Tired of partisan divide? Unity08.com wants you
2/28/2007 8:43:55 AM
DAVID BRODER
WASHINGTON -- Somewhere in America, there are 35,000 people who are looking at the preliminaries to the 2008 presidential race from a different perspective than millions of their fellow citizens.
They are the people who have signed up so far to participate in Unity08, the effort to launch a bipartisan third-party campaign with the first Internet nominating convention in history. I wrote about this unusual venture when it was launched last year by Hamilton Jordan and Jerry Rafshoon, both formerly of Jimmy Carter's White House; Angus King, the former independent governor of Maine; and Douglas Bailey, a veteran Republican consultant and political adviser.
I contacted Bailey recently to ask what had happened to this bold gamble, and he was the source of that 35,000 figure for the number of people who have lent their support to the scheme. They obviously have a long way to go before they can claim to be a viable political force, but they are making slow, steady progress.

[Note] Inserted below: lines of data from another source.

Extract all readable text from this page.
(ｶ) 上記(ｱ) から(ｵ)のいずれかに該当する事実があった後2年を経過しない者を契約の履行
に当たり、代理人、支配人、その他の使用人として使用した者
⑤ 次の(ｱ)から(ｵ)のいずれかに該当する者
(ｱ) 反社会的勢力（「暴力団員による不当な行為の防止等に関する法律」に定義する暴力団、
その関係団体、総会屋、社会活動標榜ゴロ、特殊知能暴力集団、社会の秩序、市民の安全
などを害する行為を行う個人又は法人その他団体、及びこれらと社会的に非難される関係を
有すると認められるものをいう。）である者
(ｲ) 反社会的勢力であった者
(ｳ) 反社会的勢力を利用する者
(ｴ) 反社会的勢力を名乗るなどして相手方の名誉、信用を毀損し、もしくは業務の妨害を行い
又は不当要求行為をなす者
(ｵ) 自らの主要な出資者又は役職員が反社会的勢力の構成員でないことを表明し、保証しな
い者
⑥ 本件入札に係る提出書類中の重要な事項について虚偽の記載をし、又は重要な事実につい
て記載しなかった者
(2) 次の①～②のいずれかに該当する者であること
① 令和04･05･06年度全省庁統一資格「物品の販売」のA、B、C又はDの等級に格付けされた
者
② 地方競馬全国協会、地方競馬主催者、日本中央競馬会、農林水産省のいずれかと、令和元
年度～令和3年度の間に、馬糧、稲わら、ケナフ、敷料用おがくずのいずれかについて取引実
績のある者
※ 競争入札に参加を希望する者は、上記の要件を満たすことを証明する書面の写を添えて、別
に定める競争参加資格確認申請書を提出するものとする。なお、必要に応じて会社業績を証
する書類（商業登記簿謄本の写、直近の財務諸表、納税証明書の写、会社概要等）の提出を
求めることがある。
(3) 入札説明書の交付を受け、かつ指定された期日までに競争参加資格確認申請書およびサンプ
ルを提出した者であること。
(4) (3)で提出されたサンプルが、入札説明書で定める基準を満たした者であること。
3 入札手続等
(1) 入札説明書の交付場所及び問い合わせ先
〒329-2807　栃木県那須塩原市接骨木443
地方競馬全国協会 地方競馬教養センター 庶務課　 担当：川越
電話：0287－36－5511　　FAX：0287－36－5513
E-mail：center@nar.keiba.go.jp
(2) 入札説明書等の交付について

When I called Bailey, it had been just a week since the group announced that anyone who was interested could sign up at www.unity08.com as a voting delegate to a national convention planned for June of 2008.
Most of the sign-ups came before that formal start, Bailey said, in response to last year's publicity about the formation of Unity08.
"The need (for a third party) is as great as it's ever been," Bailey said. "The partisan bickering in Washington continues nonstop, and the contest for the nominations in both parties is likely to make it worse."
He pointed to two problems that many of us have decried. "The leading candidates in both parties have suggested they will decline federal matching funds, and plan to spend unlimited sums," he said. "They expect the bundlers -- the people collecting for them -- to raise a million dollars each, and what do they (the bundlers) expect in return?"
Second, Bailey said, "the likelihood is that the nominees of both parties will be determined by the first three or four primaries, which means that 99 percent of the people who will vote in November will have absolutely no say in the names that are on the ballot. It's not surprising that they may be looking for an alternative."
None of that is implausible. But where does the alternative come from?
Bailey and his partners have an answer, but the process they have in mind still strikes me -- as it did when it was first outlined -- as being extremely cumbersome.